Pas forcément, car les 80 titres de Média-participations rapportés à 5500 albums, ce n’est pas grand chose. La manœuvre est tout autre : elle consiste à concentrer la puissance de feu sur moins de titres : à investissement constant, cela veut dire plus de marketing, plus de promotion et plus d’implication dans la qualité éditoriale.
Cette tendance ne fait pas l’affaire des auteurs chez qui, depuis quelques années déjà, la réduction des à-valoir a créé un malaise constant. Comme nous l’avons expliqué, le fait que plus de 50% de l’offre nationale soit d’origine étrangère pèse logiquement sur les prix d’achat de la création.
La nécessité d’un rythme de publication accéléré a favorisé le dessin "rapide" au détriment d’un dessin plus "élaboré". Par définition, Trondheim ou Jul produisent plus rapidement que Schuiten ou Andréas par exemple.
Le travail en équipes sur certaines séries publiées en "saisons" ou encore sur la reprise de personnages emblématiques (Spirou, Blake & Mortimer,...) a nivelé la qualité, creusant plus encore le fossé en une bande dessinée dite "d’auteurs" et une bande dessinée dite "commerciale".
Sous les bulles
Le documentaire de Maiana Bidegain & Joël Callède présenté au Festival d’Angoulême, "Sous les bulles, l’autre visage du monde de la bande dessinée" (MediaKrea) a cette ambition : "Une enquête dans l’univers de la Bande Dessinée franco-belge pour en découvrir la réalité économique contrastée, à travers ses différents acteurs."
"Entre « success stories » et angoisses face à un secteur en pleine mutation, un monde se révèle, beaucoup plus féroce et fragile que l’on aurait pu l’imaginer" disent ses auteurs. C’est un documentaire d’une implacable honnêteté et qui fait un travail de pédagogie sur les dessous de l’édition qui mérite d’être diffusé.
Plusieurs témoins de renom y participent, comme le scénariste Fabien Vehlmann qui donne des chiffres : l’à-valoir sur une BD de vente moyenne est de 20 000 euros à se partager entre le dessinateur et le scénariste (souvent 3/4 et 1/4). Le scénario met trois mois à s’écrire, déclare-t-il, et le dessin un an. Sauf que Goscinny se donnait un mois et que les Rivaux de Painful Gulch de Lucky Luke a été dessiné en un mois (mais c’est une exception, un défi de la part de Morris).
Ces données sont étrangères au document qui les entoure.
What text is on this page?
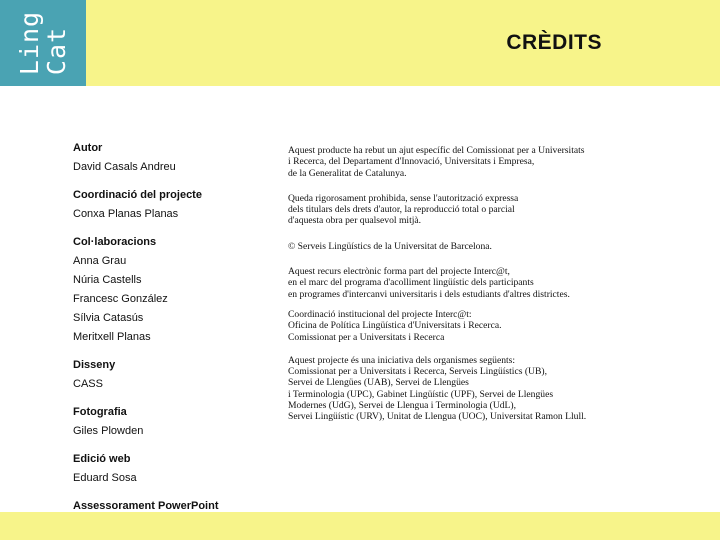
Ling
Cat	CRÈDITS
Autor
David Casals Andreu
Coordinació del projecte
Conxa Planas Planas
Col·laboracions
Anna Grau
Núria Castells
Francesc González
Sílvia Catasús
Meritxell Planas
Disseny
CASS
Fotografia
Giles Plowden
Edició web
Eduard Sosa
Assessorament PowerPoint
Aquest producte ha rebut un ajut específic del Comissionat per a Universitats
i Recerca, del Departament d'Innovació, Universitats i Empresa,
de la Generalitat de Catalunya.
Queda rigorosament prohibida, sense l'autorització expressa
dels titulars dels drets d'autor, la reproducció total o parcial
d'aquesta obra per qualsevol mitjà.
© Serveis Lingüístics de la Universitat de Barcelona.
Aquest recurs electrònic forma part del projecte Interc@t,
en el marc del programa d'acolliment lingüístic dels participants
en programes d'intercanvi universitaris i dels estudiants d'altres districtes.
Coordinació institucional del projecte Interc@t:
Oficina de Política Lingüística d'Universitats i Recerca.
Comissionat per a Universitats i Recerca
Aquest projecte és una iniciativa dels organismes següents:
Comissionat per a Universitats i Recerca, Serveis Lingüístics (UB),
Servei de Llengües (UAB), Servei de Llengües
i Terminologia (UPC), Gabinet Lingüístic (UPF), Servei de Llengües
Modernes (UdG), Servei de Llengua i Terminologia (UdL),
Servei Lingüístic (URV), Unitat de Llengua (UOC), Universitat Ramon Llull.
Formé dans une école de commerce, Vehlmann, ce membre très actif du syndicat des auteurs, le SNAC-BD, dit une chose juste : "Il y a un sentiment d’insécurité assez fort chez les auteurs, d’autant qu’il y a une forme de précarité dans ce métier."
Marko Armspach, sympathique dessinateur interrogé par le film donne une autre partie de l’équation : jusque là, il faisait de la pub et de l’illustration et il n’envisage pas de lâcher ces activités tant que son statut d’auteur ne sera pas installé.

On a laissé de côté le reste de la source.